On that, I think you are referring to "prompting". Indeed, prompting should be relatively easy to implement as it is just user input.

However, by "post-processing", I mean specifically custom formatting of the text you get back from whispering. It currently involves multiple regex statements for me. Practically, I can't fathom how Brayden would do that for everyone, not knowing the preference of majority of users. I'm not saying he couldn't do something clever as whispering is clever ... let's wait and see.

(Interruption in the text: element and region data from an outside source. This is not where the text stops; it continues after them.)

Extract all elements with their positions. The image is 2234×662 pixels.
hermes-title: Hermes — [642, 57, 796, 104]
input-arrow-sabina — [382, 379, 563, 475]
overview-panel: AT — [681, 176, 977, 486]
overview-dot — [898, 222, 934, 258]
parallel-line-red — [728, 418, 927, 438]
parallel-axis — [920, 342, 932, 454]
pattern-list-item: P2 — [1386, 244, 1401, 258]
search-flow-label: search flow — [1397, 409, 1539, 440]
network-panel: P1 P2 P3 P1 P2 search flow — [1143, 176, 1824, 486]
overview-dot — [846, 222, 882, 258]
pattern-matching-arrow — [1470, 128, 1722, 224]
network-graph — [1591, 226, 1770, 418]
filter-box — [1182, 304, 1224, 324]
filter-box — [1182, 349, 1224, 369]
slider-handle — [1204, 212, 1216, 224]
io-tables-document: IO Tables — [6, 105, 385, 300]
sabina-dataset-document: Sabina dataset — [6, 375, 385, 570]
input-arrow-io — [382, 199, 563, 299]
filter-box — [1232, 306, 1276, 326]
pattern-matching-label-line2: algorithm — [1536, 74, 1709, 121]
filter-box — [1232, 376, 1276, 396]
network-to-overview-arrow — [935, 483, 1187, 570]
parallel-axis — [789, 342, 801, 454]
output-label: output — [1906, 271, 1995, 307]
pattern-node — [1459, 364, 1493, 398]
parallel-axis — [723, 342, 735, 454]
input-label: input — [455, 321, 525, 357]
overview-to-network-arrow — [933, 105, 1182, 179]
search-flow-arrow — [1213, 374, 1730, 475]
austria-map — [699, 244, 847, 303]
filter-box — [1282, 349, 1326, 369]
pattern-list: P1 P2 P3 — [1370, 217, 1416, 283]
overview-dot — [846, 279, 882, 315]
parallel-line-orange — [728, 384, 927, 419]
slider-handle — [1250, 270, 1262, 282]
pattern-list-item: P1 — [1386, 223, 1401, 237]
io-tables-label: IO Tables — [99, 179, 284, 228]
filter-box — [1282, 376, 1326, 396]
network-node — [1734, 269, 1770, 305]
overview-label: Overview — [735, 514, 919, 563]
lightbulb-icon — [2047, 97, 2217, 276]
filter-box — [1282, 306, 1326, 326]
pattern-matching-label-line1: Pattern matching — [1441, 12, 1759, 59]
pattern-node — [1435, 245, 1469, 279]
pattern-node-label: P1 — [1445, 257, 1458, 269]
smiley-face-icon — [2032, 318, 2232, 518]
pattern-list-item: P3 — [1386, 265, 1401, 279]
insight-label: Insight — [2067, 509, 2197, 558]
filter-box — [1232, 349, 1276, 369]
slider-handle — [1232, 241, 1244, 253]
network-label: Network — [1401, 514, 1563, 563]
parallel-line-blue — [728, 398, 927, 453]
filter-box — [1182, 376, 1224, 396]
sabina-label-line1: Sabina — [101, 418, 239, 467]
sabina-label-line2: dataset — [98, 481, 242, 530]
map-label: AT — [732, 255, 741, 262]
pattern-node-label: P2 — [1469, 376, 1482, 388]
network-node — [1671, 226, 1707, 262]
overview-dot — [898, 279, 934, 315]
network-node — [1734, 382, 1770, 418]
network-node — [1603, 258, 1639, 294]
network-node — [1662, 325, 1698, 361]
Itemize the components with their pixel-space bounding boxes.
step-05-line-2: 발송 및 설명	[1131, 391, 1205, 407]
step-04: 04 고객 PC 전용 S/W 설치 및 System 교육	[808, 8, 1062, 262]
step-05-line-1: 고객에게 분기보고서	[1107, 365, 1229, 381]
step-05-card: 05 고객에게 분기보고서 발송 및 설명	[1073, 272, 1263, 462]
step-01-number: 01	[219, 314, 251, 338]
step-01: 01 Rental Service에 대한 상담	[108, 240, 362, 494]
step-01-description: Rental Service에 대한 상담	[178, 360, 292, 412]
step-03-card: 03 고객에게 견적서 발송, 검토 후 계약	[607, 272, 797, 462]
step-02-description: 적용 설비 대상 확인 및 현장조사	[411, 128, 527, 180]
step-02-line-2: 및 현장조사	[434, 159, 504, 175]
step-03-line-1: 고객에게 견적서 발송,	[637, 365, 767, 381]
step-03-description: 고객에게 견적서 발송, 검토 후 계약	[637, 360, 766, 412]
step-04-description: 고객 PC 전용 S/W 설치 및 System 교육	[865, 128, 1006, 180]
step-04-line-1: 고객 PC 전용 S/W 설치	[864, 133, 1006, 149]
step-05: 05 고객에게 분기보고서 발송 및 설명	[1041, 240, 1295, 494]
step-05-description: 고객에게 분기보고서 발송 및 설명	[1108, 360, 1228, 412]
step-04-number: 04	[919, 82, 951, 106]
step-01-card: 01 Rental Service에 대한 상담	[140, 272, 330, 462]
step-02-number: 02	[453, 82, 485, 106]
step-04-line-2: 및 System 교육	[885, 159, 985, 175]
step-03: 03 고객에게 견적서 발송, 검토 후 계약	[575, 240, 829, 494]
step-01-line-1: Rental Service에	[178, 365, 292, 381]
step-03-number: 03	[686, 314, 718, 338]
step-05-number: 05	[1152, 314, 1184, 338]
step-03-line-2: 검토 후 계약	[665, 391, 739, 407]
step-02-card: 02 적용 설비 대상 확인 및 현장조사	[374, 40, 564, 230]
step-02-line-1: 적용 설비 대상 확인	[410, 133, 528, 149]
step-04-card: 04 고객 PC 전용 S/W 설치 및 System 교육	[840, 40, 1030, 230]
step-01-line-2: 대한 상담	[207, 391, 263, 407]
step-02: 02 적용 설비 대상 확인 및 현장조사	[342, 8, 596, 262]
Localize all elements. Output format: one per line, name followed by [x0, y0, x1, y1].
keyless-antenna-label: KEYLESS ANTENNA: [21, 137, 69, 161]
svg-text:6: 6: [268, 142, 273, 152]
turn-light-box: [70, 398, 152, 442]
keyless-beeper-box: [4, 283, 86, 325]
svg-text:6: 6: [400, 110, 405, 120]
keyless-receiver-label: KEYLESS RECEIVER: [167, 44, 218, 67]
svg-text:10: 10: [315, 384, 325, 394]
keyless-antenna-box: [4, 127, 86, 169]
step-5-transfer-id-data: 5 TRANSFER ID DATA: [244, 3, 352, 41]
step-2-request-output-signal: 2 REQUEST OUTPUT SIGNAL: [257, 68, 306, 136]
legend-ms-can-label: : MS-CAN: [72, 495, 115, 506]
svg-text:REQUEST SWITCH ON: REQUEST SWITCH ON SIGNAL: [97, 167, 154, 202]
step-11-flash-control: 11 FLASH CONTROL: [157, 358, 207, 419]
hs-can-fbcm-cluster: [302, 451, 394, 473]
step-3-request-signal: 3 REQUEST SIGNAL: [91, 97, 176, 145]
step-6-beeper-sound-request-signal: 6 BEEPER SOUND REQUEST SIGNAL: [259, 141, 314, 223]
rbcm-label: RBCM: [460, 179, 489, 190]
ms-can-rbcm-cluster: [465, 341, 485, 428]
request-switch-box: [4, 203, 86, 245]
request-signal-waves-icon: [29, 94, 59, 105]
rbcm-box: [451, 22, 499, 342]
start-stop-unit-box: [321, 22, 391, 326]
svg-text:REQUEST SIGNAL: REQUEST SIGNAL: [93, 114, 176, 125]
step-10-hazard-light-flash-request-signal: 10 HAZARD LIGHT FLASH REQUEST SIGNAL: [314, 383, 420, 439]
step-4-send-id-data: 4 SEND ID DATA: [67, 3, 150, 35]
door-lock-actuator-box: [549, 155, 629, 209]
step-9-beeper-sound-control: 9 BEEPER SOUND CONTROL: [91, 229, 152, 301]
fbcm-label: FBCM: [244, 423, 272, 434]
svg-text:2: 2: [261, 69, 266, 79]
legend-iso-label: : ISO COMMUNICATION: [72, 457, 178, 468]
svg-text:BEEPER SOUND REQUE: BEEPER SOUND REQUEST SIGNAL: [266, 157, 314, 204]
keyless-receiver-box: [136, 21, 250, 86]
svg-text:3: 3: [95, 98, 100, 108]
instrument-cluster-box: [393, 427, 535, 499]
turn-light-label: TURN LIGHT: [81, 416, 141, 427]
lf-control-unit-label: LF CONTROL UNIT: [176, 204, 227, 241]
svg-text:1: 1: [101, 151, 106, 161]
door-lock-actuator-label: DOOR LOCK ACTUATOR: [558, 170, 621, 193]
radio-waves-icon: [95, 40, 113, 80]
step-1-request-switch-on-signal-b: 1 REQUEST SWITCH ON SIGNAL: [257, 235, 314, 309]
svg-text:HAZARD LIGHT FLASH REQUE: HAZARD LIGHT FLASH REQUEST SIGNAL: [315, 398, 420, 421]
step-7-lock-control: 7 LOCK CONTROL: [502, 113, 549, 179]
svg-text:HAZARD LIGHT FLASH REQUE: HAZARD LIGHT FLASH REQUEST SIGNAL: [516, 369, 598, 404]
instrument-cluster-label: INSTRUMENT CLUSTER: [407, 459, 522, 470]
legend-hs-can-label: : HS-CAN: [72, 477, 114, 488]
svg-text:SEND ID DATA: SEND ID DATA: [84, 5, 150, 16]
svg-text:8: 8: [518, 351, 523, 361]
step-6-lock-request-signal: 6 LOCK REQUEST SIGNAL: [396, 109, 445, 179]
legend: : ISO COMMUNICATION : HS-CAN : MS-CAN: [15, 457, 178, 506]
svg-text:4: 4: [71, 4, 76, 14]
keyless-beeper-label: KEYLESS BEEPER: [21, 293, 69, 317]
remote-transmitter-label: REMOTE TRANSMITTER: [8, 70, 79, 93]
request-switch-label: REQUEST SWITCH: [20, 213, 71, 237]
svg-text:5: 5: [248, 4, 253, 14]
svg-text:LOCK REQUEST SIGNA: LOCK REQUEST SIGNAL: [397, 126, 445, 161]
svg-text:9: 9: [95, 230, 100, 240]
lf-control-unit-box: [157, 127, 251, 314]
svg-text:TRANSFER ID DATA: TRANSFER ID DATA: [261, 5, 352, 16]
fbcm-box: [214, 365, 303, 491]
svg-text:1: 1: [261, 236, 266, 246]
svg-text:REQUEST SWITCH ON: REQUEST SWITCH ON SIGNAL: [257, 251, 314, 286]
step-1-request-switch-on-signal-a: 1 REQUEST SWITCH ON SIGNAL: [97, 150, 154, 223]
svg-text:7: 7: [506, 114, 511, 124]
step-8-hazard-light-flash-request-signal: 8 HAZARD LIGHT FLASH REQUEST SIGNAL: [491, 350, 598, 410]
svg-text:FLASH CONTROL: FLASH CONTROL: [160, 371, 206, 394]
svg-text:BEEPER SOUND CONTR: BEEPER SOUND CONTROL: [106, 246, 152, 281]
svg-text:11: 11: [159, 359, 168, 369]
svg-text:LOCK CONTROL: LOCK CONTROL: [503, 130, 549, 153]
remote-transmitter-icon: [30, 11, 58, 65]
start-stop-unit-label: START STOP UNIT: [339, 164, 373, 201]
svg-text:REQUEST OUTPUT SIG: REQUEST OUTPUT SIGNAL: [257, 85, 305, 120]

cogscides commented 1 month ago

Congratulations on your comeback! Waiting for upcoming updates 🖤

braden-w commented 1 month ago

Sorry for the delays! I’m still making a ton of updates, which you can follow in the 104-feat-svelte-5 support branch. Extension development has been having a few hiccups, but hopefully should be working very soon!

christopherAI2022 commented 1 month ago

I think the most important thing to add is a way to download the audio.

I whipped up my own little Whisper feature on our charity's website - and the download audio has saved me many a time.

When Whispering for some reason fails and I have already spent a minute or so thinking out loud... one time I had to even pipe the audio into Audacity to record it to upload it to our site. If there simply was a "Download Audio" option this would potentially rectify that issue.

andydataguy commented 1 month ago

Glad you're back! The chrome plugin has been a gamechanger for me.

BTW please add a link to donate/gift you somewhere in the README.md. Would love to support your work 😊

Updated: The issue I was facing was from the API.. openai not autocharging!

doxgt commented 1 month ago

Nice to see the new web-based interface at: https://whispering.bradenwong.com/

Is it supposed to be working though? It does not seem to be working for me as per brief testing tonight. Nevertheless, looking good!

braden-w commented 1 month ago

Thank you so much everyone! I'm starting to come close to establishing a stable CI/CD pipeline and getting my updates pushed out consistently.

Sometimes if you record a minute or two of speaking and it just totally gives you a bad response, there's no way to resend the request, which is very frustrating. I end up having to type out what I said by listening back or just re-record and hope it's good.

Also, custom post-processing would be awesome. https://platform.openai.com/docs/guides/speech-to-text/improving-reliability

I just wanted to say that these retrying requests was the first priority of this update and @cgbur hopefully you should be able to resend messages via the /recordings page!

Post processing is my plan for v5.0 :D

DavidGP commented 4 weeks ago

So glad that you're back and pushing a lot of updates!

If I may kindly remind of the close-to-tray feature of a fork of Whispering, it would be very useful if Whispering could be minimized to the tray instead of exiting when the close button is clicked.

I believe, especially with the latest update that includes the two feedback sounds and the red recording icon in the tray, there's no longer a need to keep Whispering open as a window, and even less so in the foreground.

braden-w commented 1 week ago

Thank you guys again for the support in this thread! Really appreciate the kind words.

I split off some of your recommendations to separate issues, and I'm now going to close this specific thread since I'm back for real. :)

Thank you again and keep the issues coming!